Level 1: AI-Exposure Requirement
Complete the First Engineering Requirement by following one of the four pathways:
- ENGR 13100 and ENGR 13200
- ENGR 13000
- ENGR 13300 + VIP/EPICS
- ENGR 16100 and ENGR 16200
Topics covered: Knowledge about how AI works; Critical thinking; Assess and evaluate AI responses; Data-informed decision making; Ethical aspects of AI.
Level 2: AI-Knowledge Requirement
All MSE students are required to take the following two classes in MSE which include the essential elements of AI in the context of MSE:
- MSE 230 Structure and Properties of Materials Engineering
- MSE 235 2nd Year Materials Engineering Laboratory
Several AI modules in these two courses will be based on the hands-on learning modules in https://nanohub.org/groups/mlmodules
Level 3: AI-Subject Requirements
All MSE students should take at least two of the following courses that either use AI in subject or strengthen the probabilistic thinking aspect of AI:
- MSE 335 3rd Year Materials Engineering Laboratory
- MSE 370 Electrical, Optical and Magnetic Properties of Materials
- MSE 382 Mechanical Response of Materials
- MSE 497 Python for Materials Data Science
- MSE 570 Introduction to Materials Modeling and Informatics
- STAT 31100 - Introductory Probability
- STAT 35000 - Introduction To Statistics
- STAT 51100 - Statistical Methods
- STAT 51200 - Applied Regression Analysis
- STAT 51300 - Statistical Quality Control
- STAT 51400 - Design Of Experiments
- STAT 51600 - Basic Probability And Applications
- IE 33000 - Probability And Statistics In Engineering II
Level 4: AI-Builder Requirement
Senior Design: As part of classroom lectures delivered to senior design students who are working on a wide variety of industrial projects, MSE will cover the following essential topics over 2-3 total lectures: active learning for design of experiments (requires data, regression, and decision -making skills), data security, IP, and NDAs, and efficiently and ethically using AI to assist with writing code, collecting information and ideas, and for writing reports.

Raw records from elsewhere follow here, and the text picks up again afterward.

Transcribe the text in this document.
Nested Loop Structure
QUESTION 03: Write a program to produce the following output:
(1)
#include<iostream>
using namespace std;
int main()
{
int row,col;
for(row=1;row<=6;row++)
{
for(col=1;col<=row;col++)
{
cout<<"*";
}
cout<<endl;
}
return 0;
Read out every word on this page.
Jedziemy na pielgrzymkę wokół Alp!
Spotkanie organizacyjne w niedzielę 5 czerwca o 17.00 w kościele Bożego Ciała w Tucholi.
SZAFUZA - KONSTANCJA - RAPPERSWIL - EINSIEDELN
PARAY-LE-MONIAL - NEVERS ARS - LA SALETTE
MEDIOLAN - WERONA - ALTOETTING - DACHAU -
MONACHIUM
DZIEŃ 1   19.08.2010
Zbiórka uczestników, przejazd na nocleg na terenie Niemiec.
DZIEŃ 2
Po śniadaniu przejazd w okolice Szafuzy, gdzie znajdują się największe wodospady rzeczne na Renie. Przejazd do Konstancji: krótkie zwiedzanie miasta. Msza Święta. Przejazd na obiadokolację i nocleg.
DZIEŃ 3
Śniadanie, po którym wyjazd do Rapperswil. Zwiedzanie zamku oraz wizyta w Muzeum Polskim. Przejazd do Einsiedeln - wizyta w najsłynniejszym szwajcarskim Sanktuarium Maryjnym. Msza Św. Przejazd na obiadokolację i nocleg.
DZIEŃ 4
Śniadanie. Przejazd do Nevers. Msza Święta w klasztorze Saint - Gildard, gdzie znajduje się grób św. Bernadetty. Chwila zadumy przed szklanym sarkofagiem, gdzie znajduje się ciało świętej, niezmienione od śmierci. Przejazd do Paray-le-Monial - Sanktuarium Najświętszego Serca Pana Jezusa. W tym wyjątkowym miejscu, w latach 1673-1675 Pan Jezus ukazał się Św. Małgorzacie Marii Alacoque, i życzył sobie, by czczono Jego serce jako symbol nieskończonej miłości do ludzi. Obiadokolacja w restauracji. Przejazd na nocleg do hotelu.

Example projects in senior design include generative AI models to predict microstructures. Students will be asked to discuss how AI has been / will be used: AI is being used to validate microstructure created by a previously trained generative model, and to come with solutions for how to improve the model going forward. AI is utilized for writing code and performing image analysis. Students are also learning about data security and IP.